You did not sign up for inadequate medical equipment and protective attire. You did not sign up for 14 hour days for weeks on end. Many of you are probably high risk individuals yourself and yet fulfilling your professional oaths to provide optimal heal care that involves being very close to infected persons and unable to change ppp masks gowns and gloves between patients. Your immune systems are probably further compromised by lack of sleep and stress. Those of you who are less busy, thank you anyway for contributing to patient care.

The level of disrespect and callousness towards your current professional challenges that extend to your families is disgusting. I believe that the vast majority of us are very appreciative of your efforts and also those who are keeping essential services going during the pandemic (grocery store workers, trash collectors, police etc.).

Thank you, thank you thank you and may God bless you and keep you and your families safe, and your collective morale up.
👩🏽‍⚕️👮🏻‍♂️👨‍⚕️⛑

Anonymous
Anonymous wrote:Dear medical heroes and heroines on the front lines

Thank you for all you do. Please ignore the brutally honest ignoramuses who do not understand how dysfunctional and politicized the US health care system is and how unprepared the government was for this pandemic. Having non medically-trained ideologues (who often do not even believe in science) making major public health decisions and running health insurance programs has had disastrous consequences for all of us.
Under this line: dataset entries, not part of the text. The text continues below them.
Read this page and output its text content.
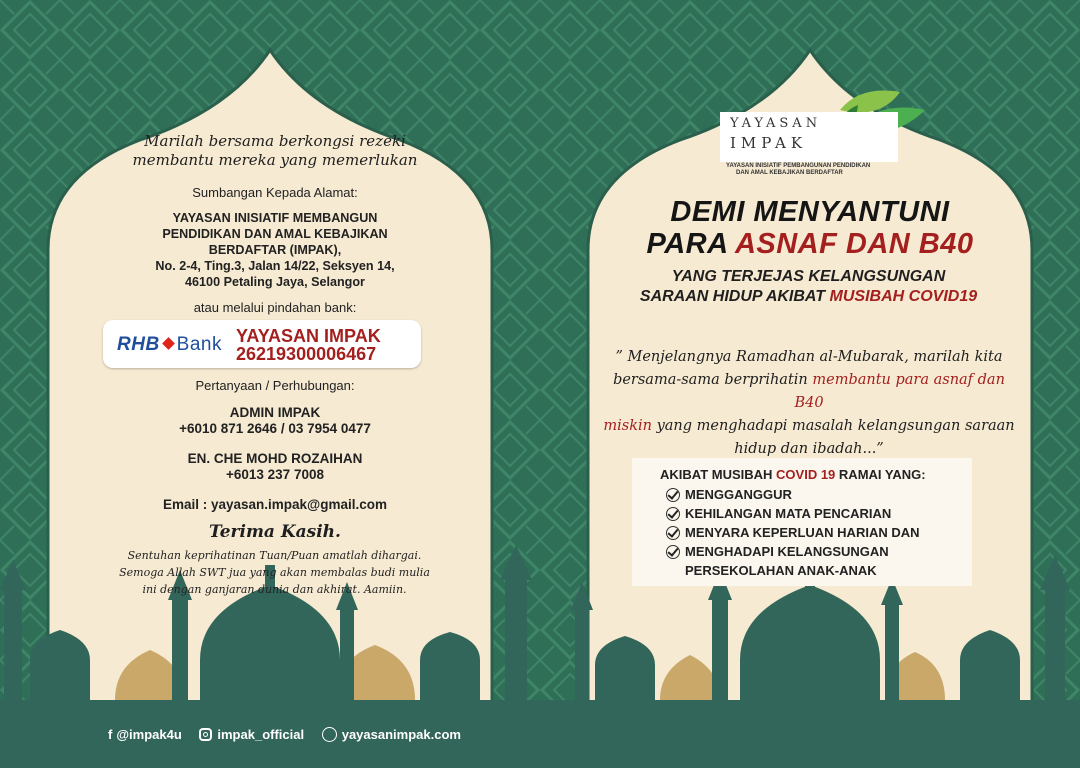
Marilah bersama berkongsi rezeki
membantu mereka yang memerlukan
Sumbangan Kepada Alamat:
YAYASAN INISIATIF MEMBANGUN
PENDIDIKAN DAN AMAL KEBAJIKAN
BERDAFTAR (IMPAK),
No. 2-4, Ting.3, Jalan 14/22, Seksyen 14,
46100 Petaling Jaya, Selangor
atau melalui pindahan bank:
RHB Bank YAYASAN IMPAK
26219300006467
Pertanyaan / Perhubungan:
ADMIN IMPAK
+6010 871 2646 / 03 7954 0477
EN. CHE MOHD ROZAIHAN
+6013 237 7008
Email : yayasan.impak@gmail.com
Terima Kasih.
Sentuhan keprihatinan Tuan/Puan amatlah dihargai.
Semoga Allah SWT jua yang akan membalas budi mulia
ini dengan ganjaran dunia dan akhirat. Aamiin.
YAYASAN
IMPAK
YAYASAN INISIATIF PEMBANGUNAN PENDIDIKAN
DAN AMAL KEBAJIKAN BERDAFTAR
DEMI MENYANTUNI
PARA ASNAF DAN B40
YANG TERJEJAS KELANGSUNGAN
SARAAN HIDUP AKIBAT MUSIBAH COVID19
” Menjelangnya Ramadhan al-Mubarak, marilah kita
bersama-sama berprihatin membantu para asnaf dan B40
miskin yang menghadapi masalah kelangsungan saraan
hidup dan ibadah...”
AKIBAT MUSIBAH COVID 19 RAMAI YANG:
MENGGANGGUR
KEHILANGAN MATA PENCARIAN
MENYARA KEPERLUAN HARIAN DAN
MENGHADAPI KELANGSUNGAN
PERSEKOLAHAN ANAK-ANAK
f @impak4u	impak_official	yayasanimpak.com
You did not sign up for inadequate medical equipment and protective attire. You did not sign up for 14 hour days for weeks on end. Many of you are probably high risk individuals yourself and yet fulfilling your professional oaths to provide optimal heal care that involves being very close to infected persons and unable to change ppp masks gowns and gloves between patients. Your immune systems are probably further compromised by lack of sleep and stress. Those of you who are less busy, thank you anyway for contributing to patient care.
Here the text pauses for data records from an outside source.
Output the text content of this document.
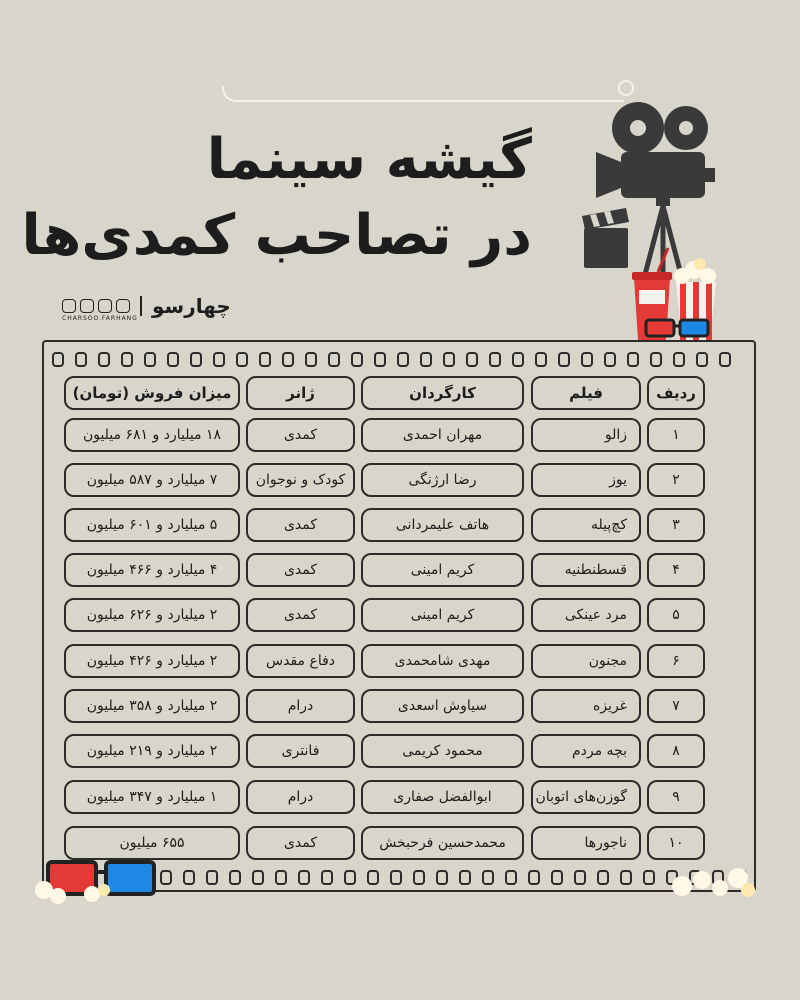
گیشه سینما
در تصاحب کمدی‌ها
چهارسو
CHARSOO.FARHANG
ردیف
فیلم
کارگردان
ژانر
میزان فروش (تومان)
۱
زالو
مهران احمدی
کمدی
۱۸ میلیارد و ۶۸۱ میلیون
۲
یوز
رضا ارژنگی
کودک و نوجوان
۷ میلیارد و ۵۸۷ میلیون
۳
کچ‌پیله
هاتف علیمردانی
کمدی
۵ میلیارد و ۶۰۱ میلیون
۴
قسطنطنیه
کریم امینی
کمدی
۴ میلیارد و ۴۶۶ میلیون
۵
مرد عینکی
کریم امینی
کمدی
۲ میلیارد و ۶۲۶ میلیون
۶
مجنون
مهدی شامحمدی
دفاع مقدس
۲ میلیارد و ۴۲۶ میلیون
۷
غریزه
سیاوش اسعدی
درام
۲ میلیارد و ۳۵۸ میلیون
۸
بچه مردم
محمود کریمی
فانتری
۲ میلیارد و ۲۱۹ میلیون
۹
گوزن‌های اتوبان
ابوالفضل صفاری
درام
۱ میلیارد و ۳۴۷ میلیون
۱۰
ناجورها
محمدحسین فرحبخش
کمدی
۶۵۵ میلیون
The level of disrespect and callousness towards your current professional challenges that extend to your families is disgusting. I believe that the vast majority of us are very appreciative of your efforts and also those who are keeping essential services going during the pandemic (grocery store workers, trash collectors, police etc.).

Thank you, thank you thank you and may God bless you and keep you and your families safe, and your collective morale up.
👩🏽‍⚕️👮🏻‍♂️👨‍⚕️⛑



+ 1,000,000
Anonymous
Sorry for being brutally honest but I don’t feel sorry for you or your doc husband. This is part of the territory of what he signed up for. For the future this crisis will
Separate those who really have a passion fir sacrificing to save lives vs choosing a career for the sole purpose of
Stable earnings, job security, and status. I know plenty of healthcare workers who are crying now, wondering why
They chose such a dangerous career.


MD here. You don't get it. You don't think the job was already hard? That we weren't already physically threatened routinely (by both infections on violent patients)? Nickel and dimed by the private equity firms that own all our groups? Suffered job creep where we are fully expected to chart at home so we can see more patients and make said hedge fund more money? And no we weren't complaining, expecting a pat on the back, or needing to be heralded as heroes. It's life, it's the job, we all get it. It's not the 80's anymore, which wasn't a great time in medicine anyway and largely got us to where we are now.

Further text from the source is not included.